Medical Physics and Biomedical Engineering


Scientists build statistical map of nuclei in the human thalamus

10 September 2018

Breakthrough has major implications for understanding typical and atypical brain function

A major breakthrough in how we map the human thalamus is reported in the journal NeuroImage.

A research team led by UCL and the Basque Centre on Cognition, Brain and Language (Spain), and involving collaborators at the Massachusetts Institute of Technology, Massachusetts General Hospital (Harvard Medical School), the University of Castilla-La Mancha in Spain and the Technical University of Denmark, has succeeded in building a highly detailed probabilistic atlas to map the individual nuclei within the human thalamus using microscopic images of human tissue (histology). This has major implications for improving our understanding of the interactions between the thalamus and the rest of the brain, in healthy individuals as well as in several highly prevalent neurological disorders such as Alzheimer’s disease, schizophrenia and dyslexia.

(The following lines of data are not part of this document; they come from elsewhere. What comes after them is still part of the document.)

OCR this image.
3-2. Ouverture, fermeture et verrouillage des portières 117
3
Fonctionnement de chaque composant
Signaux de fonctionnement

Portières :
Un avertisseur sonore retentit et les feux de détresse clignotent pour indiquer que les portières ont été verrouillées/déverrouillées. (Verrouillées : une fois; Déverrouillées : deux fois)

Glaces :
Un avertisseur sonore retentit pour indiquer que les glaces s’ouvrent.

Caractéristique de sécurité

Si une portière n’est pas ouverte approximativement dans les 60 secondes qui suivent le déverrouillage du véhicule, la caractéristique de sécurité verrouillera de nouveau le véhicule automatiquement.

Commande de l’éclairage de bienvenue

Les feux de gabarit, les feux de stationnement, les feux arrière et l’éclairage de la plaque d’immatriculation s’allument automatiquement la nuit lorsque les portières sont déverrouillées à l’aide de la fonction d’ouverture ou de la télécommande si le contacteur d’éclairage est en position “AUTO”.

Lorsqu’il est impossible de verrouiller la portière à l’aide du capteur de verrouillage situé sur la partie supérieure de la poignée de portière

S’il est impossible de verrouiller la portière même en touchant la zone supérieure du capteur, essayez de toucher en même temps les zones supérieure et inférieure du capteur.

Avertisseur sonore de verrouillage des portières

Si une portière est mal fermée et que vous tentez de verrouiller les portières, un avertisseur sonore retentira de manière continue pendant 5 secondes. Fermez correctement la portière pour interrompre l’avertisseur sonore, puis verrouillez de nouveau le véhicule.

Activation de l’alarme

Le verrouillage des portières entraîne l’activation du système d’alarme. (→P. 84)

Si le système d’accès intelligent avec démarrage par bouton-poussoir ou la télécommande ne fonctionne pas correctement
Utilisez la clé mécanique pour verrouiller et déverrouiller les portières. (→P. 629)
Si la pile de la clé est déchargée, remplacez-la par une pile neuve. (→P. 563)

The thalamus is an area of the brain which has a number of functions, including relaying sensory and motor signals, regulating sleep, consciousness and alertness, and controlling spoken language. The researchers used high resolution MRI scans and histological sections from autopsy samples to build a highly detailed atlas of the human thalamus, and develop a companion image analysis method enabling the application of the atlas to the automated analysis of the nuclei of brain MRI scans from living people.

Juan Eugenio Iglesias, the UCL researcher who led the study, explains the significance of the breakthrough: ‘Looking at the individual nuclei rather than the whole thalamus allows for far more detailed analysis, enabling us to understand so much more about how the brain works, not only in healthy individuals, but also in subjects who have developed a disorder where the thalamus plays a major role. Fors instance, iif you look at the whole thalamus in patients with Alzheimer’s and compare them with healthy controls, there is barely any difference. But if you look at the specific nuclei, you can detect important differences between the two groups.

‘We want the global neuroimaging community to be able to benefit from this straight away, so we are not keeping it to ourselves. Both the atlas and companion software are now publicly available as part of the open source neuroimaging package FreeSurfer, and there’s free support available through the FreeSurfer mailing list.

The research was mainly funded by a Marie Curie Individual Fellowship, sponsored by the European Commission, and by the Spanish Ministry of Economy and Competitiveness (MINECO).